In 2001, Karen S. Budd wrote a paper titled “Assessing Parenting Competence in Child Protection Cases: A Clinical Practice Model.” In that paper, Budd cites a study of 190 mental health evaluations completed on parents in child welfare cases in a large urban environment. The study identified “numerous substantive limitations in the content and comprehensiveness of assessments.” The evaluations were completed in a single session, used few sources of information other than the parent, rarely included parent-child observation, and often failed to describe the parent’s caregiving qualities, the child’s feelings about the parent’s caregiving ability, or the child’s relationship with the parent. As a result, Budd found that the evaluations fell short of the American Psychological Association’s guidelines for child welfare evaluations.
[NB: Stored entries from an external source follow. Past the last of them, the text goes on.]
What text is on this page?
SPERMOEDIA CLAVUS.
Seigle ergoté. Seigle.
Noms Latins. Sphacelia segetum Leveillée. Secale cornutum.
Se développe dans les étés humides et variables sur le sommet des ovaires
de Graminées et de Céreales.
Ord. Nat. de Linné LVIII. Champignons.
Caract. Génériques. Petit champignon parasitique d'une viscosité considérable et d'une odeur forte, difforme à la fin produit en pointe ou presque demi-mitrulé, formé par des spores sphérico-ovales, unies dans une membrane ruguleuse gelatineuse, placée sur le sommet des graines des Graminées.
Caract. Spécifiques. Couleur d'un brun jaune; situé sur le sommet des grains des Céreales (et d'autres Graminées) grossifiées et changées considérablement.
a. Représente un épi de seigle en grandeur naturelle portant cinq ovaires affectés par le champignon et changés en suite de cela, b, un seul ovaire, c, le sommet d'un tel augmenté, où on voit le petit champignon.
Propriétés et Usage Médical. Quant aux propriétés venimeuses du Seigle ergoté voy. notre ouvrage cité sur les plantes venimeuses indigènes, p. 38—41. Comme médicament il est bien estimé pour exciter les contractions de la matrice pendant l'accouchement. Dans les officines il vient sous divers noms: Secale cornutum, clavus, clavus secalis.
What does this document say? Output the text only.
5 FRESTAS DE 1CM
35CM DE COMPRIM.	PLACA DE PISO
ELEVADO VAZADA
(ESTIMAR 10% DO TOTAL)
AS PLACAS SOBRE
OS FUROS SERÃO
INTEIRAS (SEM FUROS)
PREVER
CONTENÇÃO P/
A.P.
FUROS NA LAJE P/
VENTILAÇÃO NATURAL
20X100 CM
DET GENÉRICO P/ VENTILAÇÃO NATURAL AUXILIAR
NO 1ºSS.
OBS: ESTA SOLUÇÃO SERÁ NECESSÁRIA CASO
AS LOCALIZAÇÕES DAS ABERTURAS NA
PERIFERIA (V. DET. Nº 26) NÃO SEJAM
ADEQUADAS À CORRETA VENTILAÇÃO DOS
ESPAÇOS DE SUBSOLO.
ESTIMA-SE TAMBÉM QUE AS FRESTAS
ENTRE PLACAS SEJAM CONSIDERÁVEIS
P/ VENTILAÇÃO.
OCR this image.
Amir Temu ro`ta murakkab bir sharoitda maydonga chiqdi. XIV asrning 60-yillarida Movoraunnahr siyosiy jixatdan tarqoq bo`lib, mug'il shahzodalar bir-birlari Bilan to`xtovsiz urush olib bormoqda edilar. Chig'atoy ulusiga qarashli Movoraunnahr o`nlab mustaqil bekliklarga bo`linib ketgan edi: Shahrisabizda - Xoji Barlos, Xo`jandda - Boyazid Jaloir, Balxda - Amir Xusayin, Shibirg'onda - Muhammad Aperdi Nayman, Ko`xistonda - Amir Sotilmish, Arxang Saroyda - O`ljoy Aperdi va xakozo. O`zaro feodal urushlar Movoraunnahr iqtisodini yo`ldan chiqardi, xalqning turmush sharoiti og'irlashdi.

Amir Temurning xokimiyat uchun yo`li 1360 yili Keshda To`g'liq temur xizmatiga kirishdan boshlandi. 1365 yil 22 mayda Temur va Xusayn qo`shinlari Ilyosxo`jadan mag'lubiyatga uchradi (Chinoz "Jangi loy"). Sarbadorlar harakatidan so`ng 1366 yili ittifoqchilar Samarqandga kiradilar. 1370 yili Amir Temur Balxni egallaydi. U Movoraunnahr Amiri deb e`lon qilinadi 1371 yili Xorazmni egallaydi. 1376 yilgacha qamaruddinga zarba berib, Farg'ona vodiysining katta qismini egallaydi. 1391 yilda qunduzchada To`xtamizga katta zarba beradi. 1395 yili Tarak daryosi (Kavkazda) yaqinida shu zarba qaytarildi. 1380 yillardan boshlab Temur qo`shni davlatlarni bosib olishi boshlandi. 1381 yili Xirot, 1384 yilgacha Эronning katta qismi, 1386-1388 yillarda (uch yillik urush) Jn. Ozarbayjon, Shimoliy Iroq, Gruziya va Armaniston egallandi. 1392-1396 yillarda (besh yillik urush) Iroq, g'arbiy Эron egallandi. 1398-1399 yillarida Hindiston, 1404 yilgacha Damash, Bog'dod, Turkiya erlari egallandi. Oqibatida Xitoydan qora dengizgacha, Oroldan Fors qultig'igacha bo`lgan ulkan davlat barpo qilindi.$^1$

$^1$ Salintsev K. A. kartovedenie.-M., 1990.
Although Budd’s paper was published in 2001 we have not made much, if any, progress in implementing meaningful changes to either the content or context of these evaluations. Despite their glaring and documented deficiencies, judges, guardian-ad-litems and other stakeholders in dependency cases often place a premium on these evaluations and their recommendations. Tragically the evaluations are often the final nail in the coffin of a dependency adjudication or a termination hearing. And while an attorney may be able to attack the validity of an evaluation in any single case, it is time for a larger shift in child welfare’s acceptance of these problematic evaluations.
As a parent attorney for nine years, I have had the opportunity to review dozens and dozens of parental fitness and psychological evaluations, but I have never seen one that recommends that a child return home (even under any conditions) or that a parent have unsupervised visitation. Instead, I have seen evaluations missing key evaluative components, relying on incorrect information, or copying and pasting paragraphs with other individual’s information. I have also seen evaluations recommending parents lose weight, maintain housing for six months prior to unsupervised visitation, or obtain a GED or high school diploma. A “therapeutic” recommendation is often that parents “comply with their case plans” without the evaluator ever seeing those case plans. And I have seen the same evaluators marched into court over and over and over again to produce the same findings, give the same recommendations, and receive the same payment from the Department. When does this become just an “expert for hire”?
Along those lines—a word to the profession. While APA guidelines are aspirational, all states have licensing rules, requirements, and standards, some of which speak directly to conduct governing these types of evaluations. For an example in Georgia, professional licensure mandates compliance with the Code of Ethics for psychologists and counselors. One such code requirement is that psychologists base the opinion in their reports on information and techniques “sufficient to substantiate their findings.” Thus, while APA Guidelines are not mandatory, licensing requirements are, and yet many evaluations fall far short of these guidelines. In fact, the agency in Georgia used two evaluators in dozens of cases who had been sanctioned by the licensing board for failing to meet their ethical requirements.
And to the evaluators: your client might be the agency, but your moral obligation is certainly to the families. Do not cut corners, make sure you question “informed” consent, ask what the forensic question is, identify limitations in your recommendations, and get to know the family. Your work does not exist in the vacuum. An evaluation can follow families for years, even if you never testify in a courtroom. Child welfare is a complex and nuanced area, so do not function only as a check-mark for agencies. Agencies remove children unnecessarily and illegally. The very fact that a parent has a foster care case, or is involved with the agency, does not make them a danger to a child. As Budd writes, “[p]sychologists who provide evaluations in a forensic context must approach the task with an open mind, tolerance for ambiguity and confidence that full information enhances decision making.” If you can’t do this, please decline to offer services.
As Budd’s paper reaches twenty years since publication, it is past time to revisit and, at a minimum, actually implement her three recommendations for improving these evaluations (when they “must” be utilized): (1) put “emphasis on the parent’s functioning as a caregiver and on qualities of the parent-child relationship”; (2) “focus on functional skills and deficits involved in everyday parenting patterns”; and (3) include “. . . measurement of parenting advocacy in light of what would be minimally necessary to protect the safety of the child” (all emphasis is my own). Budd further proposes that evaluators should offer a conservative approach when offering opinions on legal issues. Lastly, the three recommendations simply represent a good start. We should also engage the ideas and strategies of other professional groups who are currently looking at measuring and accounting for parental trauma, resilience and cultural relevance in child welfare evaluations.
There is no doubt in my mind that years from now when we look at back at senseless adjudications and terminations, we shall deeply question the “experts” that recommended and approved such drastic and harmful measures. But why wait until then? It would be my hope that in light of the glaring and significant issues with these evaluations, child welfare practitioners would reconsider the need for these evaluations at all. As Vivek Sankaran points out in his blog post from July 20, 2021 “Reframing How We View Families,” there are immediate changes to the system that we can implement to improve outcomes simply by challenging our underlying values about these families and our business-as-usual approach. To me, one simple step we can implement immediately would be to cease the overreliance and over utilization of deficient evaluations. After all, a system built on deficiencies will also be defective.